Access to quality content is a top concern for services like Netflix. Traditional television networks and content providers have waged their own licensing wars and the fighting has spilled into Internet subscription television. In 2011, Netflix paid $3.9 billion for streaming rights, a move that forced it to increase its subscription cost. Still, the service claims 25 million subscribers. These subscribers and streaming rights are what any company would be analyzing for a takeover.
Whoever has content is king, and to that end, Hulu — owned by a consortium of companies including Disney (NYSE:DIS) and Fox Broadcasting (NASDAQ:NWS)(NASDAQ:NWSA) — has struck a deal with CBS Corporation (NYSE:CBS) for access to over 2,600 episodes.
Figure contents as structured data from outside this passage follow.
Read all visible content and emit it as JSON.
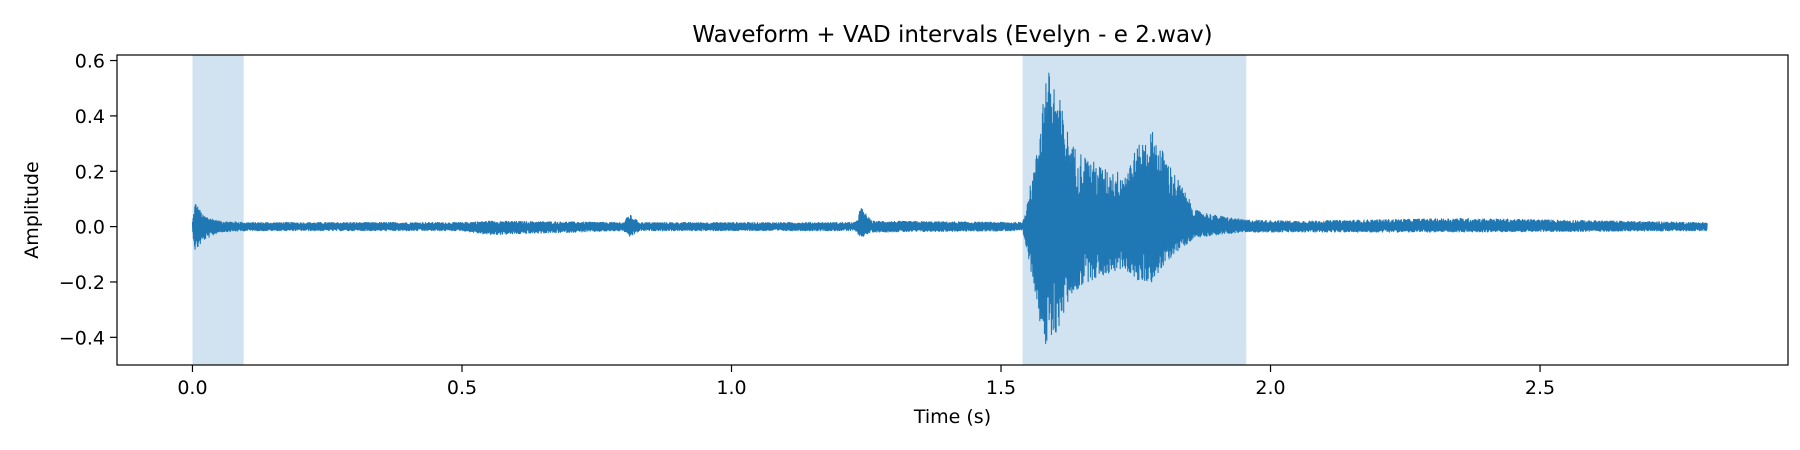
{
  "chart_data": {
    "type": "line",
    "title": "Waveform + VAD intervals (Evelyn - e 2.wav)",
    "xlabel": "Time (s)",
    "ylabel": "Amplitude",
    "xlim": [
      -0.14,
      2.96
    ],
    "ylim": [
      -0.5,
      0.62
    ],
    "x_ticks": [
      0.0,
      0.5,
      1.0,
      1.5,
      2.0,
      2.5
    ],
    "x_tick_labels": [
      "0.0",
      "0.5",
      "1.0",
      "1.5",
      "2.0",
      "2.5"
    ],
    "y_ticks": [
      0.6,
      0.4,
      0.2,
      0.0,
      -0.2,
      -0.4
    ],
    "y_tick_labels": [
      "0.6",
      "0.4",
      "0.2",
      "0.0",
      "−0.2",
      "−0.4"
    ],
    "grid": false,
    "legend": false,
    "duration_s": 2.81,
    "series": [
      {
        "color": "#1f77b4",
        "envelope": {
          "t": [
            0.0,
            0.005,
            0.02,
            0.05,
            0.1,
            0.5,
            0.55,
            0.8,
            0.81,
            0.83,
            1.23,
            1.24,
            1.26,
            1.54,
            1.565,
            1.575,
            1.585,
            1.6,
            1.63,
            1.66,
            1.7,
            1.73,
            1.75,
            1.78,
            1.82,
            1.86,
            1.9,
            1.95,
            2.05,
            2.35,
            2.8
          ],
          "upper": [
            0.02,
            0.09,
            0.04,
            0.02,
            0.015,
            0.015,
            0.02,
            0.015,
            0.045,
            0.015,
            0.015,
            0.07,
            0.02,
            0.015,
            0.25,
            0.45,
            0.57,
            0.53,
            0.3,
            0.25,
            0.2,
            0.2,
            0.28,
            0.35,
            0.2,
            0.06,
            0.04,
            0.025,
            0.02,
            0.03,
            0.015
          ],
          "lower": [
            -0.02,
            -0.09,
            -0.05,
            -0.02,
            -0.015,
            -0.015,
            -0.03,
            -0.015,
            -0.04,
            -0.015,
            -0.015,
            -0.04,
            -0.02,
            -0.015,
            -0.25,
            -0.38,
            -0.46,
            -0.4,
            -0.25,
            -0.2,
            -0.17,
            -0.15,
            -0.2,
            -0.2,
            -0.1,
            -0.04,
            -0.03,
            -0.02,
            -0.02,
            -0.02,
            -0.015
          ]
        }
      }
    ],
    "vad_intervals": [
      {
        "start": 0.0,
        "end": 0.095
      },
      {
        "start": 1.54,
        "end": 1.955
      }
    ],
    "vad_color": "#b3cfe6"
  }
}
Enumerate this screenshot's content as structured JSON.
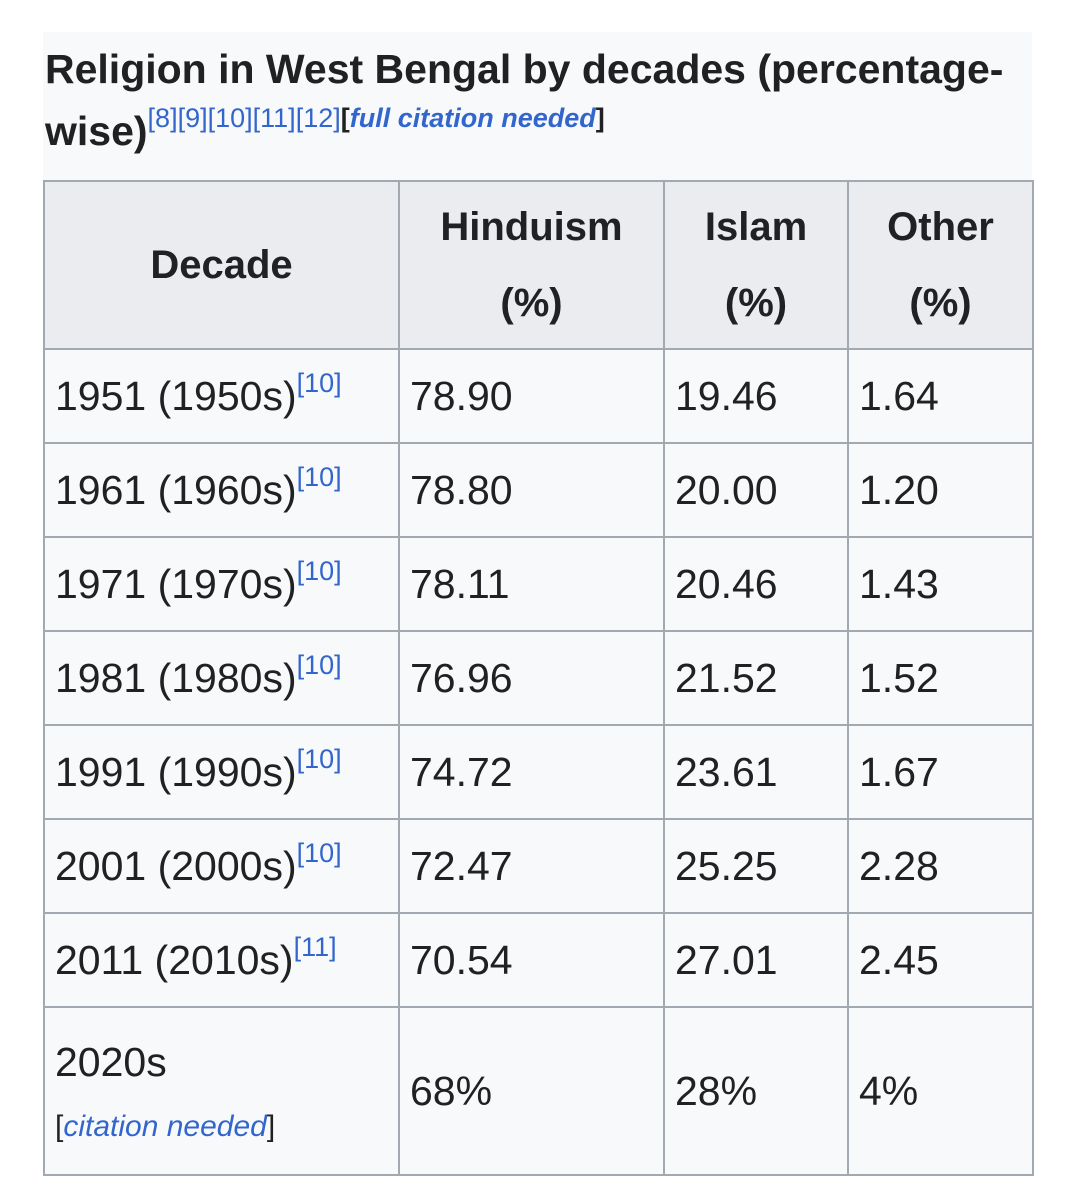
{
  "caption": {
    "title": "Religion in West Bengal by decades (percentage-wise)",
    "refs": [
      "[8]",
      "[9]",
      "[10]",
      "[11]",
      "[12]"
    ],
    "citation_open": "[",
    "citation_text": "full citation needed",
    "citation_close": "]"
  },
  "table": {
    "headers": {
      "decade": "Decade",
      "hinduism": "Hinduism",
      "islam": "Islam",
      "other": "Other",
      "unit": "(%)"
    },
    "rows": [
      {
        "decade": "1951 (1950s)",
        "ref": "[10]",
        "hinduism": "78.90",
        "islam": "19.46",
        "other": "1.64"
      },
      {
        "decade": "1961 (1960s)",
        "ref": "[10]",
        "hinduism": "78.80",
        "islam": "20.00",
        "other": "1.20"
      },
      {
        "decade": "1971 (1970s)",
        "ref": "[10]",
        "hinduism": "78.11",
        "islam": "20.46",
        "other": "1.43"
      },
      {
        "decade": "1981 (1980s)",
        "ref": "[10]",
        "hinduism": "76.96",
        "islam": "21.52",
        "other": "1.52"
      },
      {
        "decade": "1991 (1990s)",
        "ref": "[10]",
        "hinduism": "74.72",
        "islam": "23.61",
        "other": "1.67"
      },
      {
        "decade": "2001 (2000s)",
        "ref": "[10]",
        "hinduism": "72.47",
        "islam": "25.25",
        "other": "2.28"
      },
      {
        "decade": "2011 (2010s)",
        "ref": "[11]",
        "hinduism": "70.54",
        "islam": "27.01",
        "other": "2.45"
      }
    ],
    "last_row": {
      "decade": "2020s",
      "citation_open": "[",
      "citation_text": "citation needed",
      "citation_close": "]",
      "hinduism": "68%",
      "islam": "28%",
      "other": "4%"
    }
  },
  "colors": {
    "link": "#3366cc",
    "header_bg": "#eaecf0",
    "table_bg": "#f8f9fa",
    "border": "#a2a9b1",
    "text": "#202122"
  }
}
The deal gives Hulu subscribers access to classics like “Star Trek” and “The Twilight Zone,” as well as shows like “CSI: Miami.”
In a press release, Scott Koondel, senior VP of Corporate Licensing at CBS, said that the deal “marks another agreement that meets the growing demand for our content on new platforms while establishing other incremental ways to get paid for our library.”
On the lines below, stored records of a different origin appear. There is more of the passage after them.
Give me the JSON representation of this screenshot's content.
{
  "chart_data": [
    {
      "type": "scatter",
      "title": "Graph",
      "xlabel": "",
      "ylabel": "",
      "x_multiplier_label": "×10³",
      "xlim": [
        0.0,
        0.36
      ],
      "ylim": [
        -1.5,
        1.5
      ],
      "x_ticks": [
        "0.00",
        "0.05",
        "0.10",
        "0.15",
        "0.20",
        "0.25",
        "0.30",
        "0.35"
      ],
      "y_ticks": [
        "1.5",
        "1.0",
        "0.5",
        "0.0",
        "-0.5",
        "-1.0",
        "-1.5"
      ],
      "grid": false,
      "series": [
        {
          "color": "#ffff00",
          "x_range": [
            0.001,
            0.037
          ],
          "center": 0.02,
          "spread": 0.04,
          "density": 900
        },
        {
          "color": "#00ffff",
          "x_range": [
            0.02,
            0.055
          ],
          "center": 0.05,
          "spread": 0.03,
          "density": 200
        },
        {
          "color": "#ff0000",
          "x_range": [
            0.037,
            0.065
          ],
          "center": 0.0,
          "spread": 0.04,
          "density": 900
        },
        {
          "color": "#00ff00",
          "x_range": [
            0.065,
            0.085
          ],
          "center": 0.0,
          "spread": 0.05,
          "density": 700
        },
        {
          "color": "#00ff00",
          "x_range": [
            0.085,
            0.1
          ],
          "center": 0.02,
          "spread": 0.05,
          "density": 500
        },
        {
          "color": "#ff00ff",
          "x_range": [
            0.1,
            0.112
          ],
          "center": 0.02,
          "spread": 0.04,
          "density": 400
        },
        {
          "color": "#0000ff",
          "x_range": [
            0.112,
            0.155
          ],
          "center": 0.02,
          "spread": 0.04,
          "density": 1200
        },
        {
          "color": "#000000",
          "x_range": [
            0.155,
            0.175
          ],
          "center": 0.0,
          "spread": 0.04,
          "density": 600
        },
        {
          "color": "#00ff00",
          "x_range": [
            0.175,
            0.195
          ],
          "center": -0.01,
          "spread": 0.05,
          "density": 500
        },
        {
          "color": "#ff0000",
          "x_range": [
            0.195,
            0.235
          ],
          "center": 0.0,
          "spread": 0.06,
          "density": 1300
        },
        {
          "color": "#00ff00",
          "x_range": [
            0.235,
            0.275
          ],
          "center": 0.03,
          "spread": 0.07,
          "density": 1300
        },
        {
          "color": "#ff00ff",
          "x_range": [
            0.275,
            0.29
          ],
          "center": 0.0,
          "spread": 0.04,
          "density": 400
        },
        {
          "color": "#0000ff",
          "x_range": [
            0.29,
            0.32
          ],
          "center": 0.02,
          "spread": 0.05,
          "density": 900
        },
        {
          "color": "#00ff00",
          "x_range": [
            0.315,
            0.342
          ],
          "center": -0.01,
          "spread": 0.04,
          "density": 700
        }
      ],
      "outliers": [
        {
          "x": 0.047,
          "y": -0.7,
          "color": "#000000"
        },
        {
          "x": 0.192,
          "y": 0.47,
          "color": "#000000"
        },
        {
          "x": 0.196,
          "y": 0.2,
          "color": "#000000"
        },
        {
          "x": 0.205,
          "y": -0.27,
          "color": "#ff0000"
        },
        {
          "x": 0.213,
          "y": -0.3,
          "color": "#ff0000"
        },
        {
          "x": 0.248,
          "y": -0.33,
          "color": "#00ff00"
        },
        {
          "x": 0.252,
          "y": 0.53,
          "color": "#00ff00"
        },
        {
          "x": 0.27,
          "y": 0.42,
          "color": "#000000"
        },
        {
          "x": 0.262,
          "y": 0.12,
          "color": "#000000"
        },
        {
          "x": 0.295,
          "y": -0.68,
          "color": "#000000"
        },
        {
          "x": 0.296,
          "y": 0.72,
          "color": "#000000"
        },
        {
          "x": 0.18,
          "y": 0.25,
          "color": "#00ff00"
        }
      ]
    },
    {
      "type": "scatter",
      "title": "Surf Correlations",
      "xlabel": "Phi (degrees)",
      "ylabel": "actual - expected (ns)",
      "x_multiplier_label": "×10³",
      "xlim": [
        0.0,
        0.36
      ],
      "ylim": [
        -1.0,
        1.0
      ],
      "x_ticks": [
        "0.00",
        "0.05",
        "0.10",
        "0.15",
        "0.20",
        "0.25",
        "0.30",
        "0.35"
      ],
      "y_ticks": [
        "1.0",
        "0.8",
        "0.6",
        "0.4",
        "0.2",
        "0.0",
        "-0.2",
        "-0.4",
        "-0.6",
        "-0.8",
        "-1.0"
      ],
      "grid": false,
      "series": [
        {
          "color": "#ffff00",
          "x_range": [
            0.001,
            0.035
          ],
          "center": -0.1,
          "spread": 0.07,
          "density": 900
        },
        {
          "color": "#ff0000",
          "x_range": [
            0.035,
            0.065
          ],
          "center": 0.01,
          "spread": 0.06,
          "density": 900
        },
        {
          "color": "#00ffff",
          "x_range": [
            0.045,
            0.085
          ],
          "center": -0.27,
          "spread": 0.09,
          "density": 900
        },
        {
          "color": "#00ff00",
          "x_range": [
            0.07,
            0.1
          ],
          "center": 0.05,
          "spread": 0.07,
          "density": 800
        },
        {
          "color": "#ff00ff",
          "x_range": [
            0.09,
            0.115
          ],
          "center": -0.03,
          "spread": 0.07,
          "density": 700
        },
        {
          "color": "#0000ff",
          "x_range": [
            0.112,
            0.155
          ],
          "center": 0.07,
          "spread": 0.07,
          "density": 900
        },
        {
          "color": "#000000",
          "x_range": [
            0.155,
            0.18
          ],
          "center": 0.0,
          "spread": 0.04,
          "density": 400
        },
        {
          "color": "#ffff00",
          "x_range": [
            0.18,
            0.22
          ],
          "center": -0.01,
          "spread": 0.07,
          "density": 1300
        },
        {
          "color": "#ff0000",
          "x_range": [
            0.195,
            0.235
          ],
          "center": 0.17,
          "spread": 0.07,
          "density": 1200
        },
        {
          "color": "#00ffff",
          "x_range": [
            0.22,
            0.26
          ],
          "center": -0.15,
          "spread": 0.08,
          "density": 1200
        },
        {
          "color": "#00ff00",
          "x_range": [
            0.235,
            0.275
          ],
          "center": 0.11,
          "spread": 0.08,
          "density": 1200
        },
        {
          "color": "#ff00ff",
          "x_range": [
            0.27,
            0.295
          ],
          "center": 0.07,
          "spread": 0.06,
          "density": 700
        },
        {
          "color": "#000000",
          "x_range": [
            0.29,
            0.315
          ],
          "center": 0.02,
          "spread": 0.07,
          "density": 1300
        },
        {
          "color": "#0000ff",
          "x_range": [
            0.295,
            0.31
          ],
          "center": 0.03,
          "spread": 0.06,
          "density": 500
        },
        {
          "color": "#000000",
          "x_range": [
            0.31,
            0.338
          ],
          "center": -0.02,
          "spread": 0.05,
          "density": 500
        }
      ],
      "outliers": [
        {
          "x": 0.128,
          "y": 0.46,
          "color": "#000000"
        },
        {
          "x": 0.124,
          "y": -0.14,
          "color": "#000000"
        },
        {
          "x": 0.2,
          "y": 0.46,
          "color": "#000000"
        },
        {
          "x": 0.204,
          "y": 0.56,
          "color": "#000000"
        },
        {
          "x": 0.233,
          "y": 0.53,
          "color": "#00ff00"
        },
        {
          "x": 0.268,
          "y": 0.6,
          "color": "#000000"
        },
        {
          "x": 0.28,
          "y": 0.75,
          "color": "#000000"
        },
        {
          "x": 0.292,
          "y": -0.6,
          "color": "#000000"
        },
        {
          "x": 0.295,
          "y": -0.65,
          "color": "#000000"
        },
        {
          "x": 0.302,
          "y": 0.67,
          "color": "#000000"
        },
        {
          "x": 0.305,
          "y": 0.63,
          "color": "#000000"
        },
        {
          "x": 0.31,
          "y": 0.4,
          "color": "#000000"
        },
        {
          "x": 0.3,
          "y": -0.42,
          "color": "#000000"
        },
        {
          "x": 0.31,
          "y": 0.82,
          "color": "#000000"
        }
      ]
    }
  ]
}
One of the turn-offs involved with Netflix is the cost it pays to maintain its library and the apparently highly-complicated relationship it has with providers. Netflix has arguably been sacrificing smart content acquisition for aggressively expanding its subscriber base overseas, where its current library seems good enough for now.
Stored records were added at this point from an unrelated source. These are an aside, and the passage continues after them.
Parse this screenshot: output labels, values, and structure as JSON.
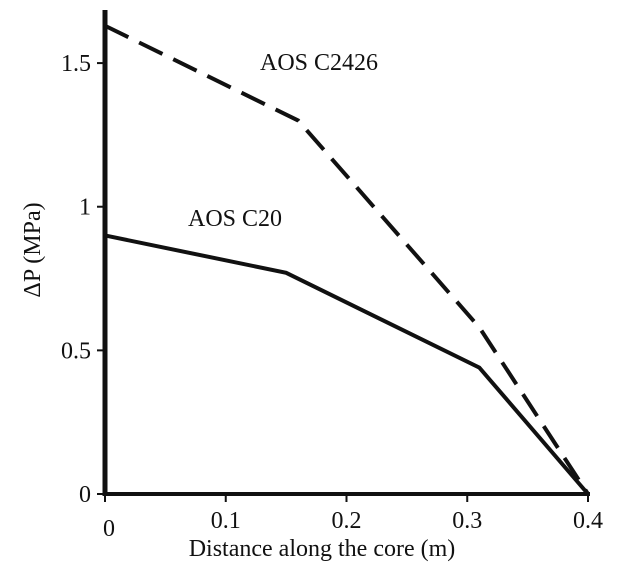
{
  "chart_data": {
    "type": "line",
    "xlabel": "Distance along the core (m)",
    "ylabel": "ΔP (MPa)",
    "xlim": [
      0,
      0.4
    ],
    "ylim": [
      0,
      1.65
    ],
    "x_ticks": [
      0,
      0.1,
      0.2,
      0.3,
      0.4
    ],
    "x_tick_labels": [
      "0",
      "0.1",
      "0.2",
      "0.3",
      "0.4"
    ],
    "y_ticks": [
      0,
      0.5,
      1,
      1.5
    ],
    "y_tick_labels": [
      "0",
      "0.5",
      "1",
      "1.5"
    ],
    "grid": false,
    "legend": "none",
    "series": [
      {
        "name": "AOS C2426",
        "line_style": "dashed",
        "color": "#111111",
        "x": [
          0,
          0.16,
          0.31,
          0.4
        ],
        "y": [
          1.63,
          1.3,
          0.58,
          0.0
        ]
      },
      {
        "name": "AOS C20",
        "line_style": "solid",
        "color": "#111111",
        "x": [
          0,
          0.15,
          0.31,
          0.4
        ],
        "y": [
          0.9,
          0.77,
          0.44,
          0.0
        ]
      }
    ]
  }
}
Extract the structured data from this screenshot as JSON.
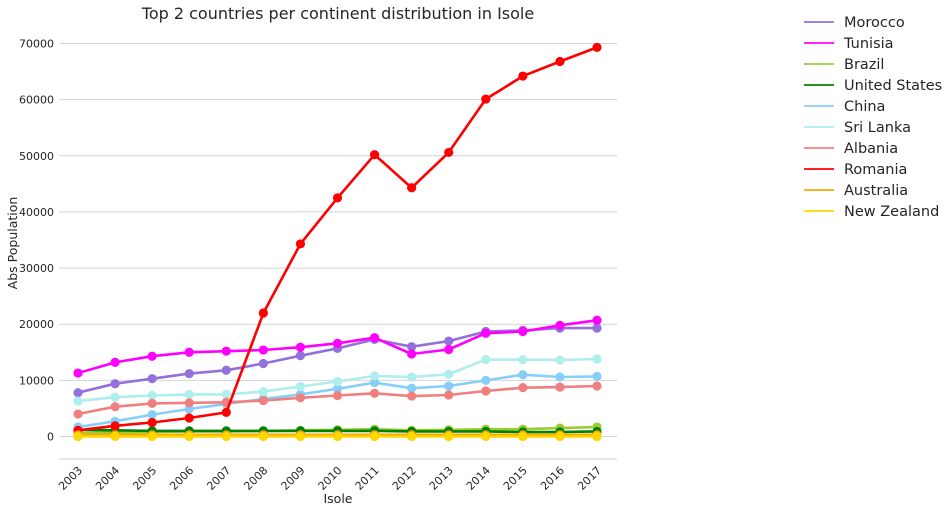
{
  "chart_data": {
    "type": "line",
    "title": "Top 2 countries per continent distribution in Isole",
    "xlabel": "Isole",
    "ylabel": "Abs Population",
    "x": [
      "2003",
      "2004",
      "2005",
      "2006",
      "2007",
      "2008",
      "2009",
      "2010",
      "2011",
      "2012",
      "2013",
      "2014",
      "2015",
      "2016",
      "2017"
    ],
    "ylim": [
      -4000,
      72000
    ],
    "yticks": [
      0,
      10000,
      20000,
      30000,
      40000,
      50000,
      60000,
      70000
    ],
    "grid": true,
    "legend_position": "outside-right",
    "series": [
      {
        "name": "Morocco",
        "color": "#9370db",
        "values": [
          7800,
          9400,
          10300,
          11200,
          11800,
          13000,
          14400,
          15700,
          17300,
          16000,
          17000,
          18700,
          18900,
          19300,
          19300
        ]
      },
      {
        "name": "Tunisia",
        "color": "#ff00ff",
        "values": [
          11300,
          13200,
          14300,
          15000,
          15200,
          15400,
          15900,
          16600,
          17600,
          14700,
          15500,
          18400,
          18700,
          19800,
          20700
        ]
      },
      {
        "name": "Brazil",
        "color": "#9acd32",
        "values": [
          600,
          700,
          800,
          900,
          900,
          1000,
          1100,
          1200,
          1300,
          1100,
          1200,
          1300,
          1300,
          1500,
          1700
        ]
      },
      {
        "name": "United States",
        "color": "#008000",
        "values": [
          1200,
          1100,
          1000,
          1000,
          1000,
          1000,
          1000,
          1000,
          1000,
          900,
          900,
          900,
          800,
          800,
          900
        ]
      },
      {
        "name": "China",
        "color": "#87cefa",
        "values": [
          1700,
          2700,
          3900,
          4900,
          5800,
          6700,
          7500,
          8500,
          9600,
          8600,
          9000,
          10000,
          11000,
          10600,
          10700
        ]
      },
      {
        "name": "Sri Lanka",
        "color": "#afeeee",
        "values": [
          6300,
          7000,
          7300,
          7500,
          7500,
          8000,
          8900,
          9800,
          10800,
          10600,
          11100,
          13700,
          13700,
          13600,
          13800
        ]
      },
      {
        "name": "Albania",
        "color": "#f08080",
        "values": [
          4000,
          5300,
          5900,
          6000,
          6100,
          6400,
          6900,
          7300,
          7700,
          7200,
          7400,
          8100,
          8700,
          8800,
          9000
        ]
      },
      {
        "name": "Romania",
        "color": "#ff0000",
        "values": [
          1100,
          1900,
          2500,
          3300,
          4300,
          22000,
          34300,
          42500,
          50200,
          44300,
          50600,
          60100,
          64200,
          66800,
          69300
        ]
      },
      {
        "name": "Australia",
        "color": "#ffa500",
        "values": [
          300,
          300,
          300,
          300,
          300,
          300,
          300,
          300,
          300,
          300,
          300,
          300,
          300,
          300,
          300
        ]
      },
      {
        "name": "New Zealand",
        "color": "#ffd700",
        "values": [
          0,
          0,
          0,
          0,
          0,
          0,
          0,
          0,
          0,
          0,
          0,
          0,
          0,
          0,
          0
        ]
      }
    ]
  }
}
While Hulu is ostensibly focused on providing current television shows to viewers, it has been steadily building out its library. Access to classic CBS programming is another drop in this bucket and another reason for would-be Netflix subscribers to shop around. There’s something to be said for the value of a company actually being the provision of a service instead of its potential to be acquired.
Other options include Verizon (NYSE:VZ) and Coinstar’s (NASDAQ:CSTR) Redbox kiosk and digital streaming endeavor. A subscription service called “Redbox Instant” would offer customers access to both Redbox kiosks and streaming content. The service is expected by the end of the year and has already signed up studios such as Warner Brothers.